The security industry has been kept busy in 2016. A wave of high publicity cyber breaches has shaken consumer confidence in the ability of big corporations to keep their data and information safe. The most recent divulgence of a major leak was at Yahoo in September, when it was revealed that more than 500 million customers’ details had been compromised in a cyber attack dating back to 2014.
Rothrock’s reaction to the attack was one of familiar despair. “Here we go again,” he says. “These things are preventable. By understanding the entire infrastructure and being able to immediately respond the breach before it got out of hand – a loss of that magnitude may not have happened.”
In reaction to the ever-changing nature of cyber threats, the security industry has had to evolve over the years. As the threat landscape grew, more and more products were thrown into the mix – firewalls, anti-virus, intrusion detection and more, according to Rothrock. The evolution went on and on from there, but up to that point all of the protection was focused on detection and prevention.
Now the industry has recognized that there is no such thing as perfect protection, and that resilience is the key word. “The world will get there very fast or we’ll have a Yahoo every week. We sort of do already,” says Rothrock. “At Sony” (whose data were stolen and leaked in 2015), “they turned off all their servers because they didn’t know what the problem was. You still need protection but resilience is where its headed.”
One of the major problems is a lack of awareness of the scope of the problem at a board level of major organizations all over the world.

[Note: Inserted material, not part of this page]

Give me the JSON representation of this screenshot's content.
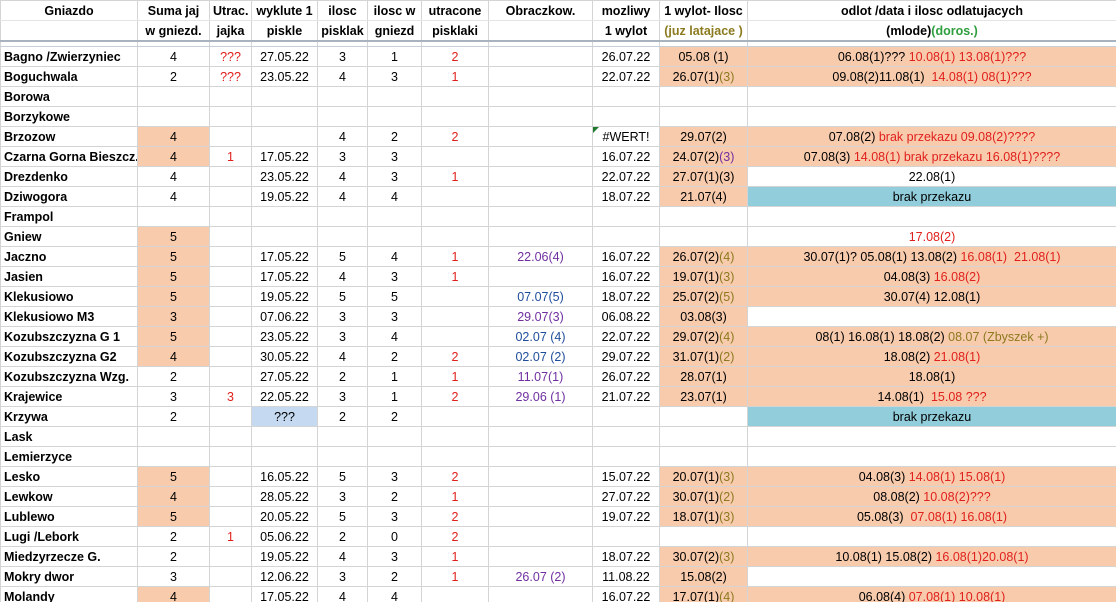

Rothrock believes that the decision makers at larger companies need to be educated so they fully appreciate what a huge issue cyber security is.
“Cybersecurity may be a hot topic, but awareness about it at the board or CEO level is smaller than you would think,” says Rothrock. “Last year McKinsey published a book on cyber security, it’s a damn good book, on what it means to really protect your digital business. These things help. Executives are coming along: they don’t need to be technologists but they need to know the vocabulary.”
Some companies are even buying cyber insurance, believing themselves to be covered against an attack. But, according to Rothrock, this insurance will pay the expenses of notifying people of the attack, but won’t give a dollar towards rebuilding a compromised network. “A conversation has started but awareness is low. I’m an evangelist about this. I wish I could get other CEOs in our industry to be as evangelical as I am,” Rothrock adds.
Cyber breaches have become an increasingly visible and problematic issue. Unless some of the CEOs of major organizations take note, those hacking and compromising the networks of major companies and governments will continue to do so with little resistance.
The types of attackers are also becoming more serious. Whereas a decade or two ago a hacker was more likely to be a young person testing out their skills, today nations launch cyber attacks on other countries, and criminal enterprises are funded from illegal cyber activity.
For Rothrock and RedSeal, the job ahead is a tough one, but they aren’t daunted by the prospect. “In the ‘30s banks were being robbed left, right and center, but we got control of it. We’re a long way from that but we need to get there pretty fast because the world is going digital faster than expected,” says Rothrock.
RedSeal will be on the front line of the cyber battle for many years to come, and many a company and government agency will be all the better for it.